Porque el Señor les mandó, pasemos al otro lado. Y siempre, siempre
es bueno obedecer al Señor, aunque parezca peligrosa la situación
o que no nos conviene. Debemos siempre de obedecer a
nuestro Creador y a nuestro Salvador. Si el Señor te dice, ve allá,
tienes que ir. Si el Señor te dice, no vayas
allá, no te metas con los chismosos, no te unas en yugo desigual con
los incrédulos, entonces obedécelo, aunque no te guste, aunque no
lo entiendas. Tenemos que obedecer al Señor.
Muy bien. Ahora, una pregunta que nos va
a ayudar a profundizarnos aquí. Piensa, ¿sabía el Señor que iba
a haber una tormenta esa noche? Sí o no. ¡Claro! Porque Él es
el Señor. Él es Dios. ¿Sabía Él entonces
que iba a haber peligros? ¿Sabía que causaría aflicción
en sus discípulos y las otras barcas con ellos? Porque no fue
una sola barca la que estaba ahí, había otras barcas ahí en
el mar. ¿Sabía Él que causaría esos problemas?
Claro que sí sabía, porque Él es Dios. Él sabe todas las cosas
y Él está en control de todo. Entonces, la pregunta es, ¿Por
qué les mandó pasemos al otro lado si sabía que iba a haber
una tormenta y peligros? ¿Por qué les mandó pasemos al
otro lado? Bueno, aquí podemos contestar
pensando porque sabemos lo que pasó después. ¿Podemos responder? Porque Cristo sabía que los discípulos
tenían que aprender que ser cristianos no los exentaba de tormentas,
no los exentaba de peligros, de aflicciones. Los discípulos
tenían que aprender a examinar su fe, qué les había pasado,
por qué tan poca fe tenían. Tenían que reconocer que Cristo
no era un hombre común, que él era alguien sobrenatural. porque
las olas y el viento le hicieron caso. ¿Quién es este? Los discípulos
tenían que aprender que él es el Hijo de Dios, Dios mismo. Pero quiero que vean otra cosa
del capítulo 5, después lo vamos a estudiar. Ven el capítulo 5.

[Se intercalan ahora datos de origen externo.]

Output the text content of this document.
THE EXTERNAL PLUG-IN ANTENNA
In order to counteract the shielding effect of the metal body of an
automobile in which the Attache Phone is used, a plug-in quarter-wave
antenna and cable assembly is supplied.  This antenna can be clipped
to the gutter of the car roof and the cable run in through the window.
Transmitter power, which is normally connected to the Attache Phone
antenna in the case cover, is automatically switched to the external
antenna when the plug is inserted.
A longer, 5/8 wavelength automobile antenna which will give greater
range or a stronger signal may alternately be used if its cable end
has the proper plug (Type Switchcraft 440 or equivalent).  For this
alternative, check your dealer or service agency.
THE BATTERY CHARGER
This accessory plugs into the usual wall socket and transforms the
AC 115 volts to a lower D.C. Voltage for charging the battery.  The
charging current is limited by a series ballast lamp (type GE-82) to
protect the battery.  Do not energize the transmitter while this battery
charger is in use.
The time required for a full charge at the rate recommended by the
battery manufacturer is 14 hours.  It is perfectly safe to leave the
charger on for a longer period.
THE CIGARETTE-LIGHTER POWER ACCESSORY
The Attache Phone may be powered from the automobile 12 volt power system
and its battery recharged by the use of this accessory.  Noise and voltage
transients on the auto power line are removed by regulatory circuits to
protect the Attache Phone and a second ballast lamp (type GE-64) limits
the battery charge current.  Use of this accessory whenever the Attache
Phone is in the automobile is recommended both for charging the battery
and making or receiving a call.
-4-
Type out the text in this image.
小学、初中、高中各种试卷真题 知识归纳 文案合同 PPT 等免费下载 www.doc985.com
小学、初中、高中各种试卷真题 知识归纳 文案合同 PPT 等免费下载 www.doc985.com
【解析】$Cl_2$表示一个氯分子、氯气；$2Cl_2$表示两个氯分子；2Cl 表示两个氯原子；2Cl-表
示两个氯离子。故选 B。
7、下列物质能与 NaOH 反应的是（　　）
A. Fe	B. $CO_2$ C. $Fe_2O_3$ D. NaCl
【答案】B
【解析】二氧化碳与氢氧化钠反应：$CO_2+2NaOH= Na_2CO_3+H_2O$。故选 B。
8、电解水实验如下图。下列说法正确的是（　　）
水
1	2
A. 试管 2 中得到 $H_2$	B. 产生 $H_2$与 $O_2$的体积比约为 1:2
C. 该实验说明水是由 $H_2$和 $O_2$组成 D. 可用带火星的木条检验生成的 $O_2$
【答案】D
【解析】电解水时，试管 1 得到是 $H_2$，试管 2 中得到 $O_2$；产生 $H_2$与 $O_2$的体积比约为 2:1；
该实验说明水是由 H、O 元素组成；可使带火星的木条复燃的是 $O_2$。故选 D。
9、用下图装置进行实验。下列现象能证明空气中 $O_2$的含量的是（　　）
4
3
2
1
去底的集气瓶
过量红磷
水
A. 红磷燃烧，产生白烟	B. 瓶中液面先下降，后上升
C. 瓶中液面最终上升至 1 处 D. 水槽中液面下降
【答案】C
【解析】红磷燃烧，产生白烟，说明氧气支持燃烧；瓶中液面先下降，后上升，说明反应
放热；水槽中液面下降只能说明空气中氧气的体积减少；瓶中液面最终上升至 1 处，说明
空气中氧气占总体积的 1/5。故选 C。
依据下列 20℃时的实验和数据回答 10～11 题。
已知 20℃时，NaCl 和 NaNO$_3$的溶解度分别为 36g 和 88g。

¿Por qué pasaron al otro mar? El capítulo 5 nos dice. vinieron
al otro lado del mar a la región de los gadarenos. Y cuando rodeó
el de la barca, enseguida vino a su encuentro de los sepulcros
un hombre con un espíritu inmundo, un endemoniado. Después vamos
a leer la historia. Ustedes saben qué pasó. Dios
lo salvó. El Señor lo salvó también. Entonces,
¿por qué tenía que pasar al otro lado Él en esa barca, esa noche
precisamente, porque Él tenía que salvar a un endemoniado gadarén. Así como en Juan 4 ustedes leen,
y el Señor tenía que pasar por Samaria. ¿Por qué tenía que pasar
por Samaria? porque había una prostituta,
había una mujer de la calle, había una adúltera que había
tenido cinco maridos, el que tenía no era su marido, y el
señor iba a salvarla, por eso tenía que pasar por Samaria.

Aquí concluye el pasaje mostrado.